I don't know what you mean by "panantheist" but it sounds like a very uncharitable interpretation of Edwards. Everything I've read of his clearly presents God as being sovereign above the creation and in absolute control of it.

Last note: You are right to criticize Witherspoon's liberal (as opposed to classical) notion of republican government, but I would argue that you cannot at all separate Witherspoon's acceptance of Scottish moral sense theory from his belief that human virtue in non-Christians can be a strong enough to preserve a healthy republican political society. In Benjamin Lynerd's Republican Theology: The Civil Religion of American Evangelicals, Lynerd shows that Witherspoon's understanding of political virtue departs from earlier Calvinists like Jonathan Edwards.

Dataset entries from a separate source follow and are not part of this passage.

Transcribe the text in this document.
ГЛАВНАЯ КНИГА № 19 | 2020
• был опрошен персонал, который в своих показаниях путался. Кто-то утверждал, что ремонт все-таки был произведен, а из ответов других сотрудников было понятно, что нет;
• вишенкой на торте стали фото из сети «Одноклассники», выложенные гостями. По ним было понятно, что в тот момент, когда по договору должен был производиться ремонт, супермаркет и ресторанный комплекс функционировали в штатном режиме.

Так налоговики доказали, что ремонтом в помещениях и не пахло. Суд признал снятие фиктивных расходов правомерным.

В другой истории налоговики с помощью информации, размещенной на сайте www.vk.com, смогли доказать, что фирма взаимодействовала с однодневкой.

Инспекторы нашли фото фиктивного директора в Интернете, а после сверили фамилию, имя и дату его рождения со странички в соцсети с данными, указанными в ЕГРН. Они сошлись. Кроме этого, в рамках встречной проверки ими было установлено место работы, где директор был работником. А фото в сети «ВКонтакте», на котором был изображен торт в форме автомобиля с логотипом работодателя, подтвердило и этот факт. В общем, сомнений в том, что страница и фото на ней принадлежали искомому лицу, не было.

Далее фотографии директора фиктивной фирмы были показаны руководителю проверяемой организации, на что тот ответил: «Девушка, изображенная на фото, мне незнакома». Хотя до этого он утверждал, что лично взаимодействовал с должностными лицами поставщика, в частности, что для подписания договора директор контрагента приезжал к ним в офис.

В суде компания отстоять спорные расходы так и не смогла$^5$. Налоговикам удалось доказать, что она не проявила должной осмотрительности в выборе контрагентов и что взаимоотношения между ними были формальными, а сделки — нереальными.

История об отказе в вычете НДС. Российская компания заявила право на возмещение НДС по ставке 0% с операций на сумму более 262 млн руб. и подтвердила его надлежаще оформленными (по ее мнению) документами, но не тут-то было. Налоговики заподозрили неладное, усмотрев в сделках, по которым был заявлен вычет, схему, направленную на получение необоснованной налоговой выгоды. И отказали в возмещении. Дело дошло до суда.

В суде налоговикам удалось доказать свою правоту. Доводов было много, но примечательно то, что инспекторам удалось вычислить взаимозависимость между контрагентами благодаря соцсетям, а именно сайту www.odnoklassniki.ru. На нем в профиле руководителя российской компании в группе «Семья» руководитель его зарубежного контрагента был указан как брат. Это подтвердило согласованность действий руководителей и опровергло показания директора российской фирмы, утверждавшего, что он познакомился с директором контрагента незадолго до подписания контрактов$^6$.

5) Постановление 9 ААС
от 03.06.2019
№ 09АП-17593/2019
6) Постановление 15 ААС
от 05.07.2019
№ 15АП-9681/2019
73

On the whole, Witherspoon's liberalism is premised on his epistemology (this is also true for John Locke, though his epistemology was even more radical than Witherspoon's).
 

BayouHuguenot

Puritanboard Clerk
You are right that Edwards praises Locke's Essay Concerning Human Understanding, but the consensus of the scholarship is that Edwards' adopts Lockean terminology (definitions of will, mind, etc.) while rejecting Lockean empiricism. On the whole, Edwards' idealism makes him much closer to Plato and the Cambridge Platonists than he is to Locke. Edwards does not reject innate ideas, for instance. For more on this, see George Marsden's discussion in Jonathan Edwards: A Life.

And Thomas Reid explicitly rejected Locke.
I don't know what you mean by "panantheist" but it sounds like a very uncharitable interpretation of Edwards. Everything I've read of his clearly presents God as being sovereign above the creation and in absolute control of it.

That's the precise critique almost every 19th century Presbyterian made against Edwards. His occasionalism is not that God is sovereign and in control. It is that God recreates the universe at each moment. This isn't an uncharitable reading of Edwards. It's literally the standard reading of JE on original sin, as you can find in 19th century Presbyterianism and in secular sources like the Stanford Encyclopedia.
On the whole, Witherspoon's liberalism is premised on his epistemology (this is also true for John Locke, though his epistemology was even more radical than Witherspoon's).

If Witherspoon's epistemology is Scottish Common Sense, then it is diametrically opposed to John Locke. That's the whole point of Reid's way of ideas.

Reid said very little about political ethics one way or another, so a genealogical critique of him is almost impossible.
 

Reformed Covenanter

Cancelled Commissioner
but I would argue that you cannot at all separate Witherspoon's acceptance of Scottish moral sense theory from his belief that human virtue in non-Christians can be a strong enough to preserve a healthy republican political society.

You need to distinguish more between Common Sense Realism as a mode of knowing and the notions of human benevolence promoted by Scottish Enlightenment thinkers such as Francis Hutcheson. I am not saying that there is no overlap between the views of Thomas Reid and Hutcheson, though I recall reading somewhere that there were significant divergences between them on the issue of human benevolence.[1] At a more basic level, Reid was defending Realism in opposition to Idealism. For anyone committed to Reid's defence of Realism, they are obviously going to have problems with Jonathan Edwards's Idealism. A case could be made that John Witherspoon appropriated Scottish Common Sense philosophy to advance a certain political agenda, though I suspect that the main bone of contention between him and Edwards centres around the clash between Realism and Idealism.

[1] I have not looked at this subject for about four years, so my memory needs refreshing. I will try to track down where I read that statement.